The Supreme Court ruled 6-2 today that Iran’s central bank must pay a judgment to American victims of Iran-sponsored terror from $1.9 billion in frozen assets.


In Bank Markazi v. Peterson, the bank challenged a measure passed by Congress in 2012 directing that the frozen assets go toward fulfilling a $2.65 billion judgment to the families of victims killed in the 1983 Beirut bombing and other attacks bearing Iran’s fingerprints.

The assets, held in a Citibank account, were ordered to be distributed to the families in a 2014 appeals court ruling challenged by Bank Markazi.

Chief Justice John Roberts and Justice Sonia Sotomayor dissented, with Roberts writing that “Congress has decided this case by enacting a bespoke statute tailored to this case that resolves the parties’ specific legal disputes to guarantee respondents victory.”
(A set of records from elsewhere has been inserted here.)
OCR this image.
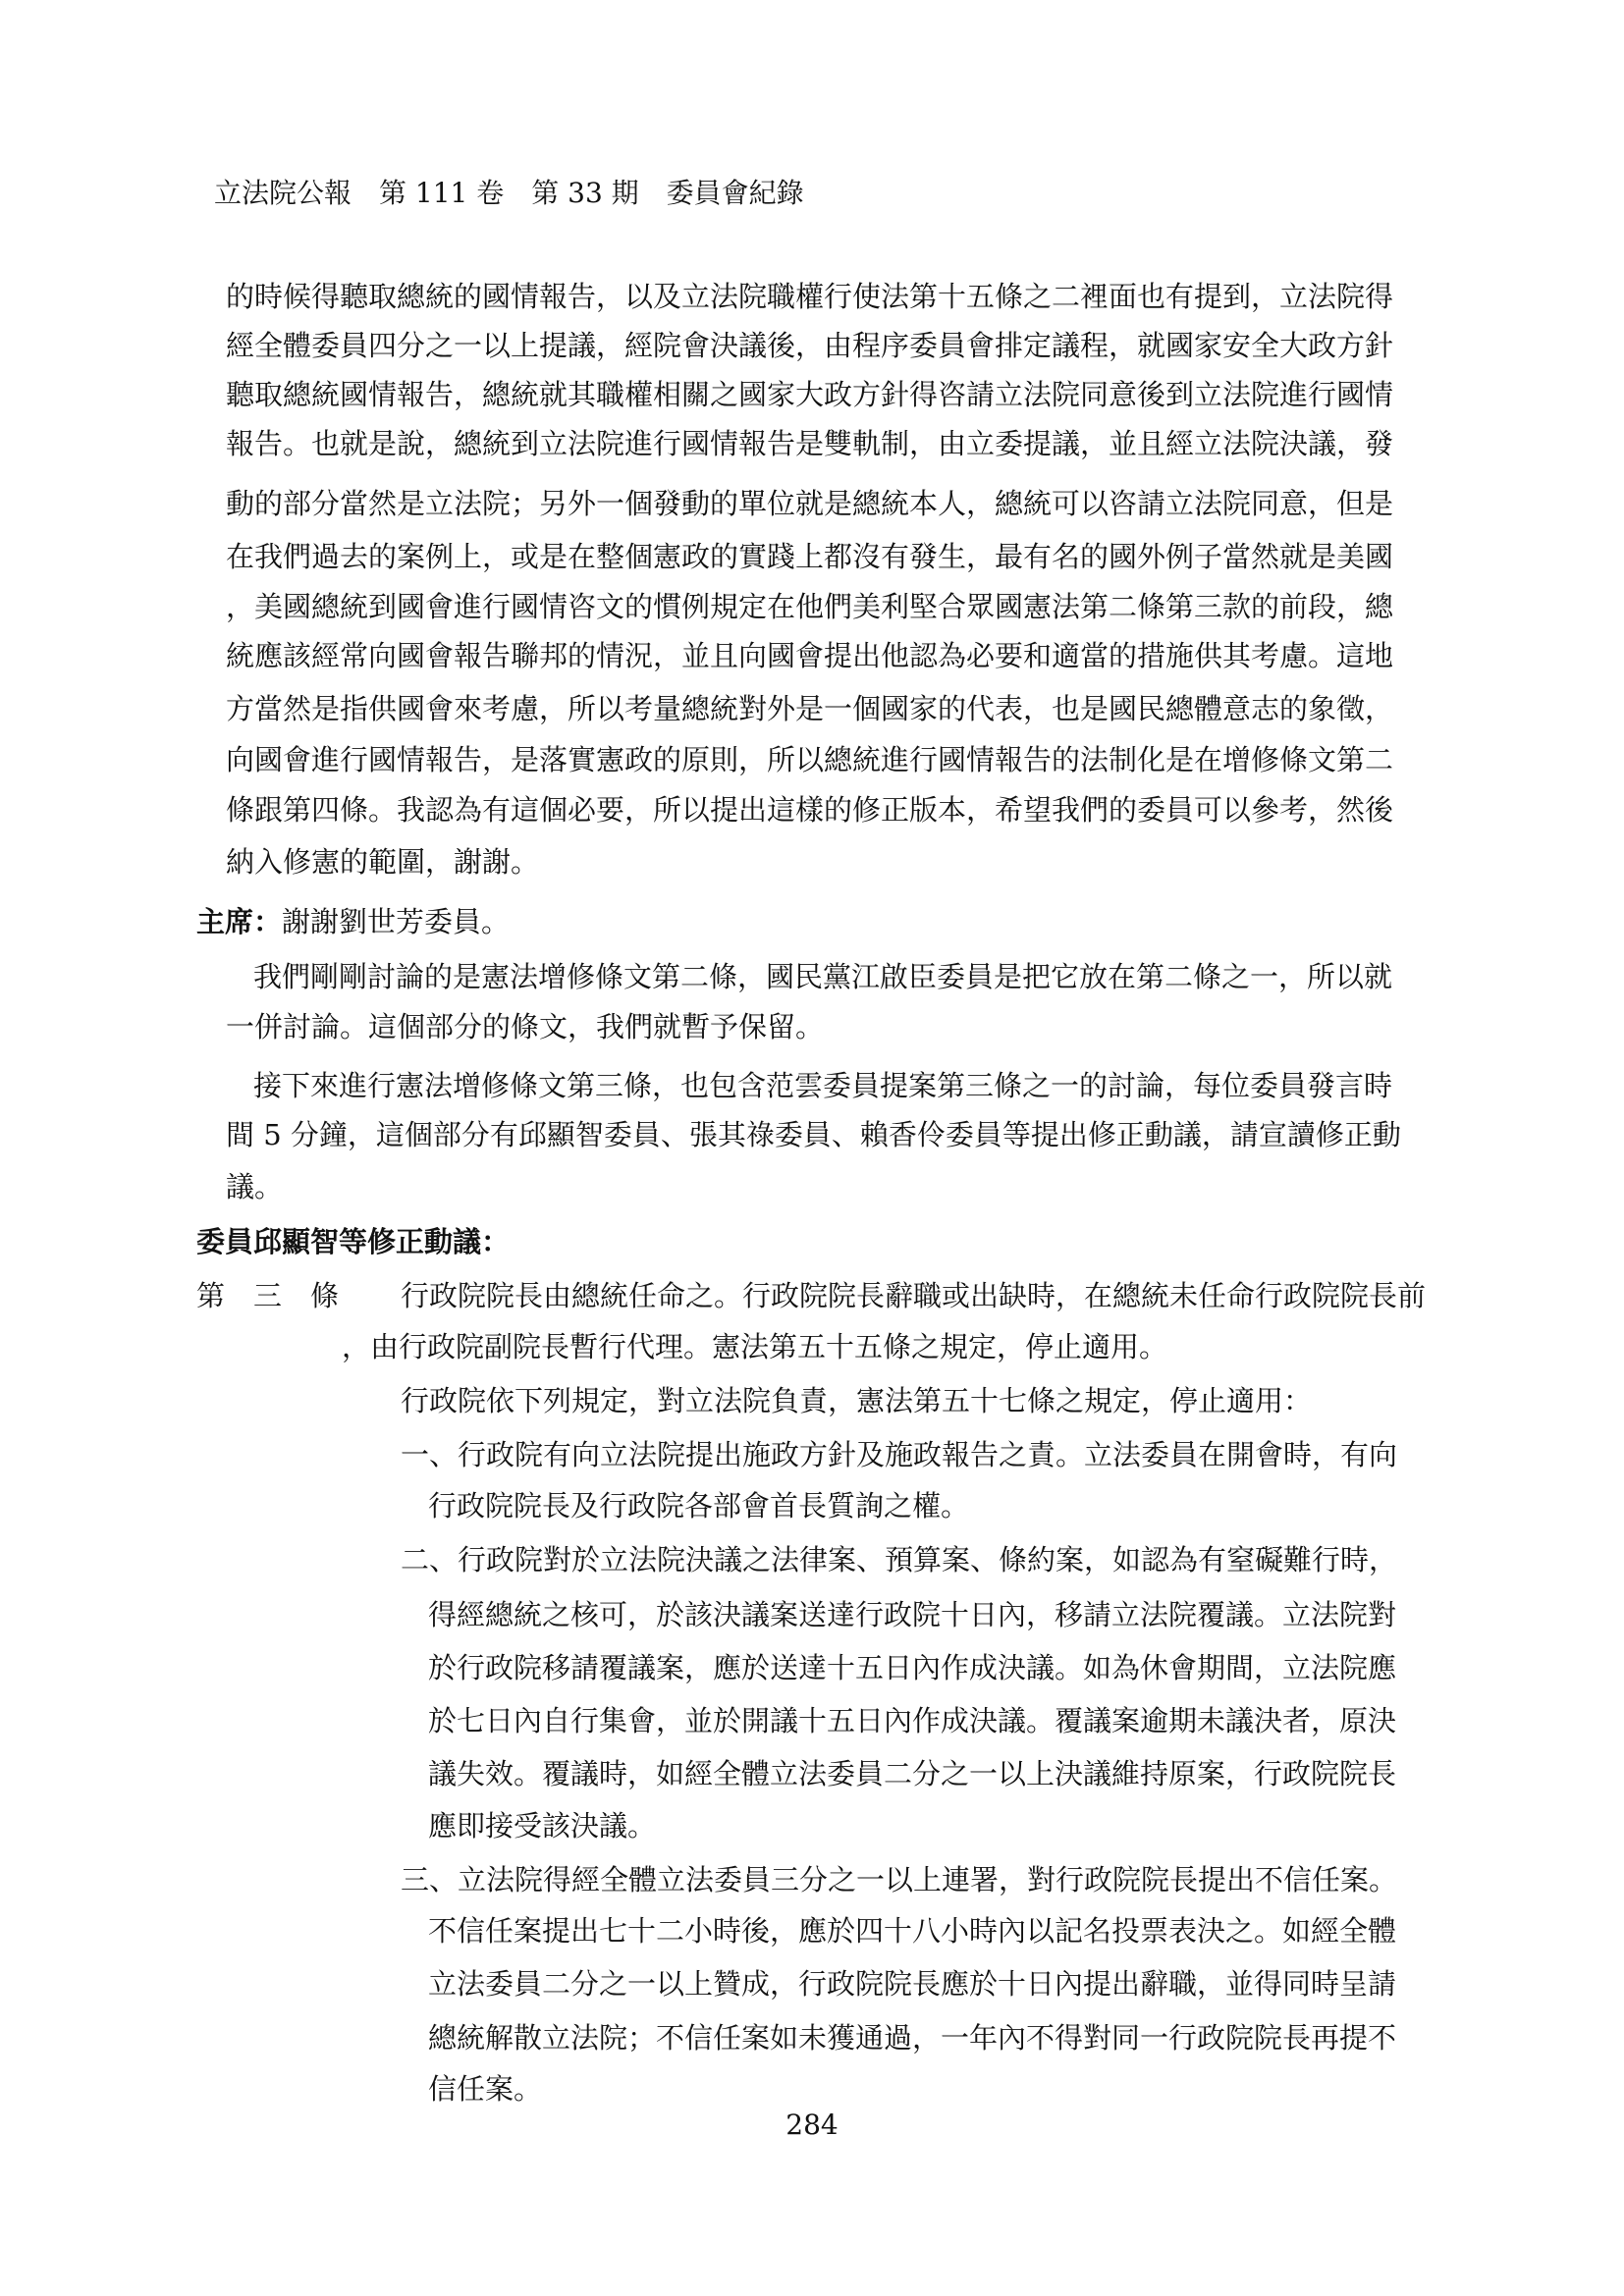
立法院公報　第 111 卷　第 33 期　委員會紀錄
的時候得聽取總統的國情報告，以及立法院職權行使法第十五條之二裡面也有提到，立法院得
經全體委員四分之一以上提議，經院會決議後，由程序委員會排定議程，就國家安全大政方針
聽取總統國情報告，總統就其職權相關之國家大政方針得咨請立法院同意後到立法院進行國情
報告。也就是說，總統到立法院進行國情報告是雙軌制，由立委提議，並且經立法院決議，發
動的部分當然是立法院；另外一個發動的單位就是總統本人，總統可以咨請立法院同意，但是
在我們過去的案例上，或是在整個憲政的實踐上都沒有發生，最有名的國外例子當然就是美國
，美國總統到國會進行國情咨文的慣例規定在他們美利堅合眾國憲法第二條第三款的前段，總
統應該經常向國會報告聯邦的情況，並且向國會提出他認為必要和適當的措施供其考慮。這地
方當然是指供國會來考慮，所以考量總統對外是一個國家的代表，也是國民總體意志的象徵，
向國會進行國情報告，是落實憲政的原則，所以總統進行國情報告的法制化是在增修條文第二
條跟第四條。我認為有這個必要，所以提出這樣的修正版本，希望我們的委員可以參考，然後
納入修憲的範圍，謝謝。
主席：謝謝劉世芳委員。
我們剛剛討論的是憲法增修條文第二條，國民黨江啟臣委員是把它放在第二條之一，所以就
一併討論。這個部分的條文，我們就暫予保留。
接下來進行憲法增修條文第三條，也包含范雲委員提案第三條之一的討論，每位委員發言時
間 5 分鐘，這個部分有邱顯智委員、張其祿委員、賴香伶委員等提出修正動議，請宣讀修正動
議。
委員邱顯智等修正動議：
第　三　條 行政院院長由總統任命之。行政院院長辭職或出缺時，在總統未任命行政院院長前
，由行政院副院長暫行代理。憲法第五十五條之規定，停止適用。
行政院依下列規定，對立法院負責，憲法第五十七條之規定，停止適用：
一、行政院有向立法院提出施政方針及施政報告之責。立法委員在開會時，有向
行政院院長及行政院各部會首長質詢之權。
二、行政院對於立法院決議之法律案、預算案、條約案，如認為有窒礙難行時，
得經總統之核可，於該決議案送達行政院十日內，移請立法院覆議。立法院對
於行政院移請覆議案，應於送達十五日內作成決議。如為休會期間，立法院應
於七日內自行集會，並於開議十五日內作成決議。覆議案逾期未議決者，原決
議失效。覆議時，如經全體立法委員二分之一以上決議維持原案，行政院院長
應即接受該決議。
三、立法院得經全體立法委員三分之一以上連署，對行政院院長提出不信任案。
不信任案提出七十二小時後，應於四十八小時內以記名投票表決之。如經全體
立法委員二分之一以上贊成，行政院院長應於十日內提出辭職，並得同時呈請
總統解散立法院；不信任案如未獲通過，一年內不得對同一行政院院長再提不
信任案。
284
Sen. Robert Menendez (D-N.J.), who authored the amendment to the Iran Threat Reduction and Syria Human Rights Act of 2012 requiring that the assets involved in a court proceeding shall “satisfy any judgment…of any compensatory damages awarded against Iran for damages for personal injury or death caused by an act of terrorism,” hailed the ruling.

“The Supreme Court affirmed today that legislative provisions I authored in 2012 were within the constitutional authorities of the United States Congress,” Menendez said in a statement. “And while there is no amount of money, no financial rewards, and no court rulings that can ever truly comfort the families of the victims of Iranian-sponsored terrorism, today’s decision is a long awaited victory for justice and in recognizing that the survivors are entitled to this compensation.”


“By confirming Congress’ prerogative to enact legislation that provides for appropriate and fair compensation to victims of Iranian terrorism, the Supreme Court has also delivered a clear warning to Iran:  So long as Iran continues its support for terrorism, its regime will be held liable for its actions,” Menendez continued.

“This should give the regime pause – its potential windfalls from sanctions relief under the Iran nuclear deal may now be steered to a much greater cause, compensation to American victims of Iran’s predatory foreign policies, something I’ve advocated all along.”

Iranian Foreign Ministry Spokesman Hossein Jaberi Ansari said in December that “the U.S. judicial apparatus, with the support of the country’s administration and Congress, has been issuing and enacting rulings against the Islamic Republic of Iran for years, violating basic principles of international law with recourse to unsubstantiated and baseless allegations.”